Lanjut>>>A. Perkembangan Penelitian Amerika di Indonesia

Untuk menarik asal mula studi tentang Indonesia (dan secara umum Asia Tenggara), kita tidak lepas dari proses yang terjadi pada masa kolonial. Emmerson melihat bahwa studi mengenai Asia Tenggara sebagai sebuah kawasan adalah hal yang relatif baru. Sebelumnya studi mengenai wilayah ini lebih banyak dilakukan dalam batas-batas kolonial (Emmerson, 1984). Batas-batas kolonial ini kemudian hari menjadi batas nasional negara-negara Asia Tenggara, termasuk Indonesia.

Robert Heine-Geldern, antropolog asal Austria merintis kajian mengenai wilayah ini di awal dasawarsa 1940. Ia diminta memberikan kuliah pengantar mengenai Asia Tenggara di berbagai universitas Amerika. Dalam perkuliahanini Geldern menerangkan bahwa Asia Tenggara terdiri dari Hindia Jauh (Burma, Siam, Indochina Perancis, Malaya), Kepulauan Malaya (Hindia Belanda, British Borneo) dan kepulauan Filipina. Laporannya yang diterbitkan 1943 menjadi bahan rintisan utama dalam studi Asia Tenggara dari Amerika (Fifield, 1976).

Namun yang mempopulerkan nama Asia Tenggara dalam ingatan Amerika Serikat justru adalah perang dengan Jepang. Dibentuknya Komando Asia Tenggara (South East Asia Command) yang dipimpin laksamana Inggris, Lord Mountbatten pada 1943 meningkatkan perhatian mengenai wilayah ini secara eksplosif bagi Amerika. Ini menjadikan wilayah Asia Tenggara sebagai objek studi yang dihargai dalam kesadaran Amerika Serikat. (Emmerson, 1984)

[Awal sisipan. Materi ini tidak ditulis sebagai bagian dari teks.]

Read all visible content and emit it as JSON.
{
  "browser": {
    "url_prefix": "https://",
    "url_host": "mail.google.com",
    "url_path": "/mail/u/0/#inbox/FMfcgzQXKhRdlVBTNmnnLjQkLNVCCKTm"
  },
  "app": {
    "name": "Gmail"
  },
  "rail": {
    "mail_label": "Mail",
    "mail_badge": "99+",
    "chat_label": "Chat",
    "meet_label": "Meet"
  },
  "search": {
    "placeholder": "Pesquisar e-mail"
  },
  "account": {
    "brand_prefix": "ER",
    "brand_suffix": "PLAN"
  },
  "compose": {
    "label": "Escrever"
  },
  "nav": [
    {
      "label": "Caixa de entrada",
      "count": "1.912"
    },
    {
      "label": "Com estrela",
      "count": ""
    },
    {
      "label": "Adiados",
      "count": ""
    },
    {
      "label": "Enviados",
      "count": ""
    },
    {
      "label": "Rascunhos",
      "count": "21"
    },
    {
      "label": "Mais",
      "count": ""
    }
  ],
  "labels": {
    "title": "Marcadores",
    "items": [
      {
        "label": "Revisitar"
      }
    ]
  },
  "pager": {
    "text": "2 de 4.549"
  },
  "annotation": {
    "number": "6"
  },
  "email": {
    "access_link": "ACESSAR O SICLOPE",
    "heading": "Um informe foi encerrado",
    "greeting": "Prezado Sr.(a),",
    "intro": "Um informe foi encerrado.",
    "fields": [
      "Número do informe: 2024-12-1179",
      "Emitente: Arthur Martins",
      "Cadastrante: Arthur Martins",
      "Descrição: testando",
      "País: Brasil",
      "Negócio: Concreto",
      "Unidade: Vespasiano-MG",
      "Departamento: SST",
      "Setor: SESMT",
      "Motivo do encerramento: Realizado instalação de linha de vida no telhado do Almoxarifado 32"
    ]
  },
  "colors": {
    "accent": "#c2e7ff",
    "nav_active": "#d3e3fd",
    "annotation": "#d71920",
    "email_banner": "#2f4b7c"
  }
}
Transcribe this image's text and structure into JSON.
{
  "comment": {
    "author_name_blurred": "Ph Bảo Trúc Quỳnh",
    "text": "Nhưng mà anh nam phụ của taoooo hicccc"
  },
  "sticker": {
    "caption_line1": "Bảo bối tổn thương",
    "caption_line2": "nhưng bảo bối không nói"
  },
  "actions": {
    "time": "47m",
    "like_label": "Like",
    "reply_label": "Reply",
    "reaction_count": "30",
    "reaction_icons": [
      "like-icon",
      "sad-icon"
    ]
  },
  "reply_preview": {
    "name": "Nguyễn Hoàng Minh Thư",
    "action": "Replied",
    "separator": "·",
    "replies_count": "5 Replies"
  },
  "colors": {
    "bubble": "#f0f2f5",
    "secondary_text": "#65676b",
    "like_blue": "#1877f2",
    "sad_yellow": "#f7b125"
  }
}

Segera setelah perang dengan Jepang usai, Amerika menghadapi tantangan baru. Indonesia adalah salah satu negeri pertama yang menyatakan diri melepaskan ikatannya dengan penjajah kolonial. Seorang sarjana Amerika yang menjadi jurnalis menuliskan pengalamannya menjadi disertasi berjudul Nationalism and Indonesian Revolution. Tak heran penulisnya, George Mcturman Kahin, kemudian menjadi pendorong utama dibukanya Cornell Modern Indonesian Project pada 1954.

Seorang lulusan Cornell lain memiliki kisah yang berbeda. Datang ke Indonesia sebagai pengungsi Yahudi, Heinz J Benda akhirnya menjadi interniran Jepang. Setelah peramh aspirasi studinya membawanya menuliskan kebijakan Jepang terhadap Islam di Indonesia dengan judul The Crescent and the Rising Sun. Benda kemudian menjadi pendorong studi Indonesia di Yale.

Pusat studi mengenai Indonesia yang dibuka pada dasawarsa 1950 ini didukung oleh pemerintah Amerika Serikat. Pendekatan studi yang dilakukan adalah pendekatan multidisiplin, meski pemimpin pusat studi ini berlatar Ilmu Politik. Pada 1950 dan 1960 kebutuhan pemerintah Amerika Serikat untuk memahami Indonesia dalam rangka perumusan dan pelaksanaan kebijakan luar negerinya menjadikan program-program ini menjadi primadona. Namun perang Vietnam menyebabkan penurunan perhatian terhadap Indonesia. (Bootsma, 1995)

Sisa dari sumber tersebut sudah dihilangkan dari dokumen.